The new saliva-based assay measures the salivary immunoglobulin G responses to the 5 most common norovirus genotypes (GI.1, GII.2, GII.4, GII.6, and GII.17). Investigators tested acute and convalescent saliva samples from Peruvian children younger than 5 who had already been positively diagnosed via PCR. Their method correctly identified norovirus infection and correctly assigned genotype with 71% sensitivity and 96% specificity.
“This is, to our knowledge, the first study to systematically validate a salivary norovirus assay for its performance to (1) identify norovirus infection among children with known infection status in a highly endemic setting and (2) discriminate the 5 most common genotypes using saliva samples from children <5 years of age,” investigators wrote.

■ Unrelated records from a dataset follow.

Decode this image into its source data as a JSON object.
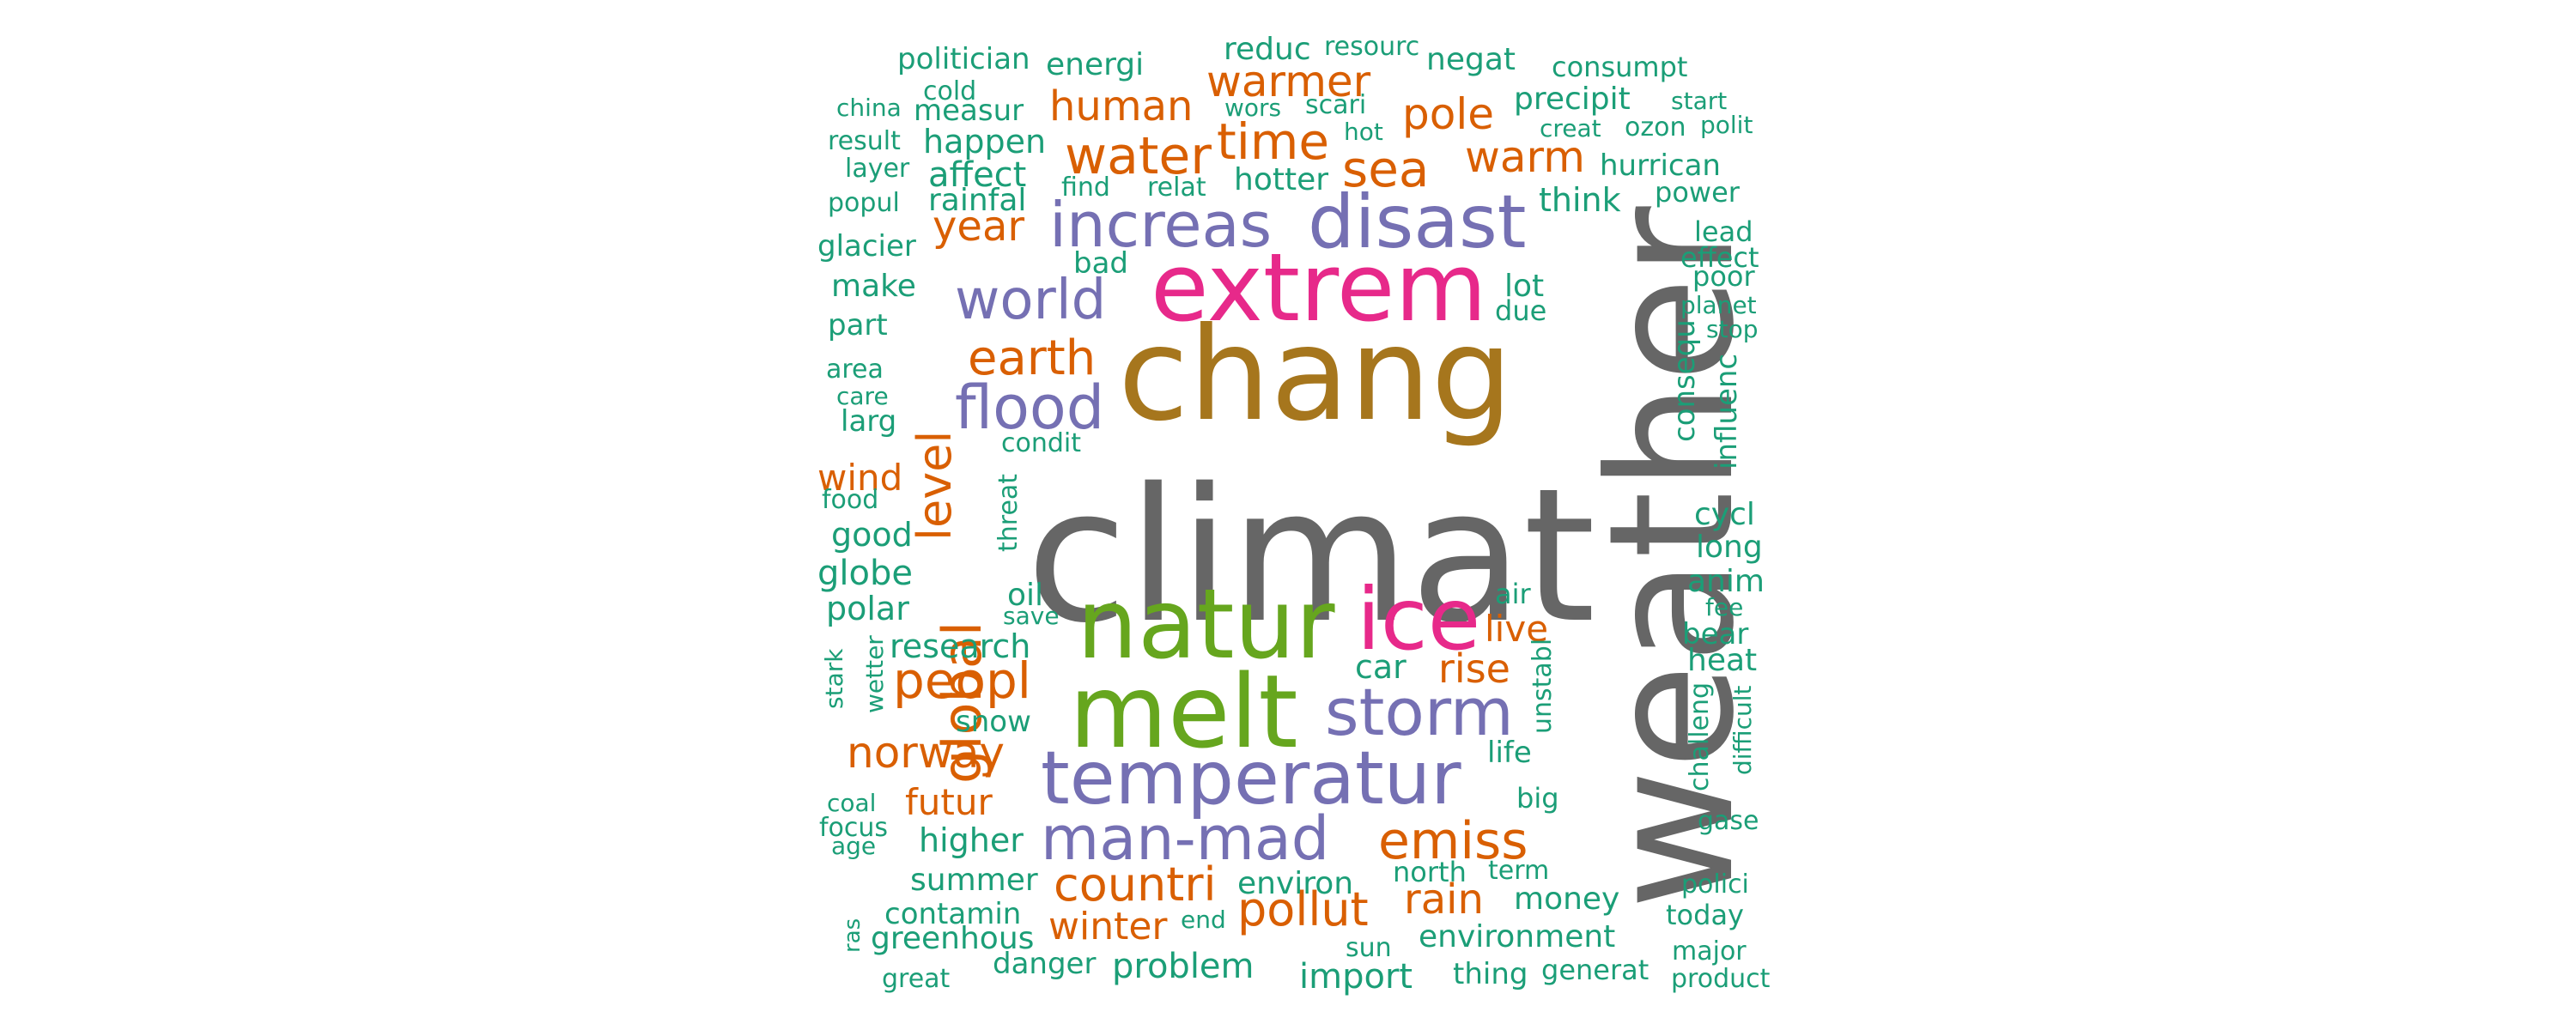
{
  "palette": {
    "gray": "#666666",
    "brown": "#a6761d",
    "magenta": "#e7298a",
    "green": "#66a61e",
    "purple": "#7570b3",
    "orange": "#d95f02",
    "teal": "#1b9e77"
  },
  "words": [
    {
      "text": "climat",
      "color": "gray"
    },
    {
      "text": "weather",
      "color": "gray",
      "vertical": true
    },
    {
      "text": "chang",
      "color": "brown"
    },
    {
      "text": "extrem",
      "color": "magenta"
    },
    {
      "text": "natur",
      "color": "green"
    },
    {
      "text": "ice",
      "color": "magenta"
    },
    {
      "text": "melt",
      "color": "green"
    },
    {
      "text": "temperatur",
      "color": "purple"
    },
    {
      "text": "disast",
      "color": "purple"
    },
    {
      "text": "increas",
      "color": "purple"
    },
    {
      "text": "storm",
      "color": "purple"
    },
    {
      "text": "man-mad",
      "color": "purple"
    },
    {
      "text": "world",
      "color": "purple"
    },
    {
      "text": "flood",
      "color": "purple"
    },
    {
      "text": "global",
      "color": "orange",
      "vertical": true
    },
    {
      "text": "level",
      "color": "orange",
      "vertical": true
    },
    {
      "text": "water",
      "color": "orange"
    },
    {
      "text": "time",
      "color": "orange"
    },
    {
      "text": "sea",
      "color": "orange"
    },
    {
      "text": "earth",
      "color": "orange"
    },
    {
      "text": "peopl",
      "color": "orange"
    },
    {
      "text": "emiss",
      "color": "orange"
    },
    {
      "text": "countri",
      "color": "orange"
    },
    {
      "text": "pollut",
      "color": "orange"
    },
    {
      "text": "norway",
      "color": "orange"
    },
    {
      "text": "warm",
      "color": "orange"
    },
    {
      "text": "pole",
      "color": "orange"
    },
    {
      "text": "warmer",
      "color": "orange"
    },
    {
      "text": "human",
      "color": "orange"
    },
    {
      "text": "year",
      "color": "orange"
    },
    {
      "text": "rise",
      "color": "orange"
    },
    {
      "text": "live",
      "color": "orange"
    },
    {
      "text": "rain",
      "color": "orange"
    },
    {
      "text": "winter",
      "color": "orange"
    },
    {
      "text": "futur",
      "color": "orange"
    },
    {
      "text": "wind",
      "color": "orange"
    },
    {
      "text": "politician",
      "color": "teal"
    },
    {
      "text": "energi",
      "color": "teal"
    },
    {
      "text": "reduc",
      "color": "teal"
    },
    {
      "text": "resourc",
      "color": "teal"
    },
    {
      "text": "negat",
      "color": "teal"
    },
    {
      "text": "consumpt",
      "color": "teal"
    },
    {
      "text": "cold",
      "color": "teal"
    },
    {
      "text": "china",
      "color": "teal"
    },
    {
      "text": "measur",
      "color": "teal"
    },
    {
      "text": "wors",
      "color": "teal"
    },
    {
      "text": "scari",
      "color": "teal"
    },
    {
      "text": "precipit",
      "color": "teal"
    },
    {
      "text": "start",
      "color": "teal"
    },
    {
      "text": "hot",
      "color": "teal"
    },
    {
      "text": "creat",
      "color": "teal"
    },
    {
      "text": "ozon",
      "color": "teal"
    },
    {
      "text": "polit",
      "color": "teal"
    },
    {
      "text": "result",
      "color": "teal"
    },
    {
      "text": "happen",
      "color": "teal"
    },
    {
      "text": "layer",
      "color": "teal"
    },
    {
      "text": "affect",
      "color": "teal"
    },
    {
      "text": "hotter",
      "color": "teal"
    },
    {
      "text": "hurrican",
      "color": "teal"
    },
    {
      "text": "popul",
      "color": "teal"
    },
    {
      "text": "rainfal",
      "color": "teal"
    },
    {
      "text": "find",
      "color": "teal"
    },
    {
      "text": "relat",
      "color": "teal"
    },
    {
      "text": "think",
      "color": "teal"
    },
    {
      "text": "power",
      "color": "teal"
    },
    {
      "text": "glacier",
      "color": "teal"
    },
    {
      "text": "bad",
      "color": "teal"
    },
    {
      "text": "lead",
      "color": "teal"
    },
    {
      "text": "effect",
      "color": "teal"
    },
    {
      "text": "make",
      "color": "teal"
    },
    {
      "text": "lot",
      "color": "teal"
    },
    {
      "text": "poor",
      "color": "teal"
    },
    {
      "text": "due",
      "color": "teal"
    },
    {
      "text": "planet",
      "color": "teal"
    },
    {
      "text": "part",
      "color": "teal"
    },
    {
      "text": "stop",
      "color": "teal"
    },
    {
      "text": "consequ",
      "color": "teal",
      "vertical": true
    },
    {
      "text": "area",
      "color": "teal"
    },
    {
      "text": "care",
      "color": "teal"
    },
    {
      "text": "influenc",
      "color": "teal",
      "vertical": true
    },
    {
      "text": "larg",
      "color": "teal"
    },
    {
      "text": "condit",
      "color": "teal"
    },
    {
      "text": "food",
      "color": "teal"
    },
    {
      "text": "threat",
      "color": "teal",
      "vertical": true
    },
    {
      "text": "cycl",
      "color": "teal"
    },
    {
      "text": "good",
      "color": "teal"
    },
    {
      "text": "long",
      "color": "teal"
    },
    {
      "text": "globe",
      "color": "teal"
    },
    {
      "text": "anim",
      "color": "teal"
    },
    {
      "text": "oil",
      "color": "teal"
    },
    {
      "text": "air",
      "color": "teal"
    },
    {
      "text": "polar",
      "color": "teal"
    },
    {
      "text": "save",
      "color": "teal"
    },
    {
      "text": "fee",
      "color": "teal"
    },
    {
      "text": "research",
      "color": "teal"
    },
    {
      "text": "bear",
      "color": "teal"
    },
    {
      "text": "car",
      "color": "teal"
    },
    {
      "text": "heat",
      "color": "teal"
    },
    {
      "text": "unstabl",
      "color": "teal",
      "vertical": true
    },
    {
      "text": "stark",
      "color": "teal",
      "vertical": true
    },
    {
      "text": "wetter",
      "color": "teal",
      "vertical": true
    },
    {
      "text": "snow",
      "color": "teal"
    },
    {
      "text": "challeng",
      "color": "teal",
      "vertical": true
    },
    {
      "text": "difficult",
      "color": "teal",
      "vertical": true
    },
    {
      "text": "life",
      "color": "teal"
    },
    {
      "text": "coal",
      "color": "teal"
    },
    {
      "text": "big",
      "color": "teal"
    },
    {
      "text": "focus",
      "color": "teal"
    },
    {
      "text": "gase",
      "color": "teal"
    },
    {
      "text": "higher",
      "color": "teal"
    },
    {
      "text": "age",
      "color": "teal"
    },
    {
      "text": "summer",
      "color": "teal"
    },
    {
      "text": "environ",
      "color": "teal"
    },
    {
      "text": "north",
      "color": "teal"
    },
    {
      "text": "term",
      "color": "teal"
    },
    {
      "text": "polici",
      "color": "teal"
    },
    {
      "text": "money",
      "color": "teal"
    },
    {
      "text": "contamin",
      "color": "teal"
    },
    {
      "text": "today",
      "color": "teal"
    },
    {
      "text": "ras",
      "color": "teal",
      "vertical": true
    },
    {
      "text": "end",
      "color": "teal"
    },
    {
      "text": "greenhous",
      "color": "teal"
    },
    {
      "text": "environment",
      "color": "teal"
    },
    {
      "text": "sun",
      "color": "teal"
    },
    {
      "text": "major",
      "color": "teal"
    },
    {
      "text": "problem",
      "color": "teal"
    },
    {
      "text": "danger",
      "color": "teal"
    },
    {
      "text": "import",
      "color": "teal"
    },
    {
      "text": "thing",
      "color": "teal"
    },
    {
      "text": "generat",
      "color": "teal"
    },
    {
      "text": "great",
      "color": "teal"
    },
    {
      "text": "product",
      "color": "teal"
    }
  ]
}
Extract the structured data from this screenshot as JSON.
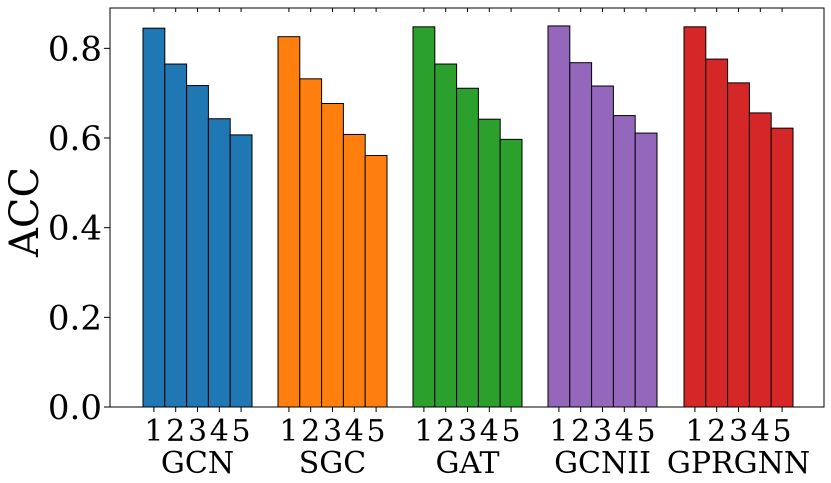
{
  "chart_data": {
    "type": "bar",
    "title": "",
    "xlabel": "",
    "ylabel": "ACC",
    "ylim": [
      0,
      0.89
    ],
    "yticks": [
      0.0,
      0.2,
      0.4,
      0.6,
      0.8
    ],
    "ytick_labels": [
      "0.0",
      "0.2",
      "0.4",
      "0.6",
      "0.8"
    ],
    "legend": "none",
    "grid": false,
    "categories": [
      "1",
      "2",
      "3",
      "4",
      "5"
    ],
    "series": [
      {
        "name": "GCN",
        "color": "#1f77b4",
        "values": [
          0.845,
          0.765,
          0.717,
          0.643,
          0.607
        ]
      },
      {
        "name": "SGC",
        "color": "#ff7f0e",
        "values": [
          0.826,
          0.732,
          0.677,
          0.608,
          0.561
        ]
      },
      {
        "name": "GAT",
        "color": "#2ca02c",
        "values": [
          0.848,
          0.765,
          0.711,
          0.642,
          0.597
        ]
      },
      {
        "name": "GCNII",
        "color": "#9467bd",
        "values": [
          0.85,
          0.768,
          0.716,
          0.65,
          0.611
        ]
      },
      {
        "name": "GPRGNN",
        "color": "#d62728",
        "values": [
          0.848,
          0.776,
          0.723,
          0.656,
          0.622
        ]
      }
    ]
  }
}
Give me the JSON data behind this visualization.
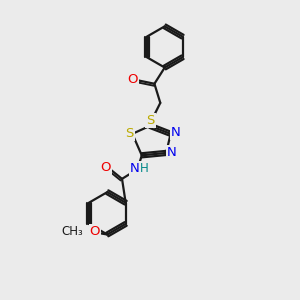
{
  "bg_color": "#ebebeb",
  "bond_color": "#1a1a1a",
  "bond_width": 1.6,
  "atom_colors": {
    "C": "#1a1a1a",
    "N": "#0000ee",
    "O": "#ee0000",
    "S": "#bbaa00",
    "NH": "#0000ee",
    "H": "#008888"
  },
  "font_size": 9.5,
  "font_size_small": 8.5
}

“Future studies should investigate if a salivary anti-norovirus immunoglobulin A assay could be used to identify acute infection without the need for repeat sampling. Salivary immunoassays to monitor norovirus infections at the genotype level could be implemented in epidemiological studies in community settings, in outbreak investigations, and in high-risk settings such as schools or health care facilities to monitor transmission,” they concluded.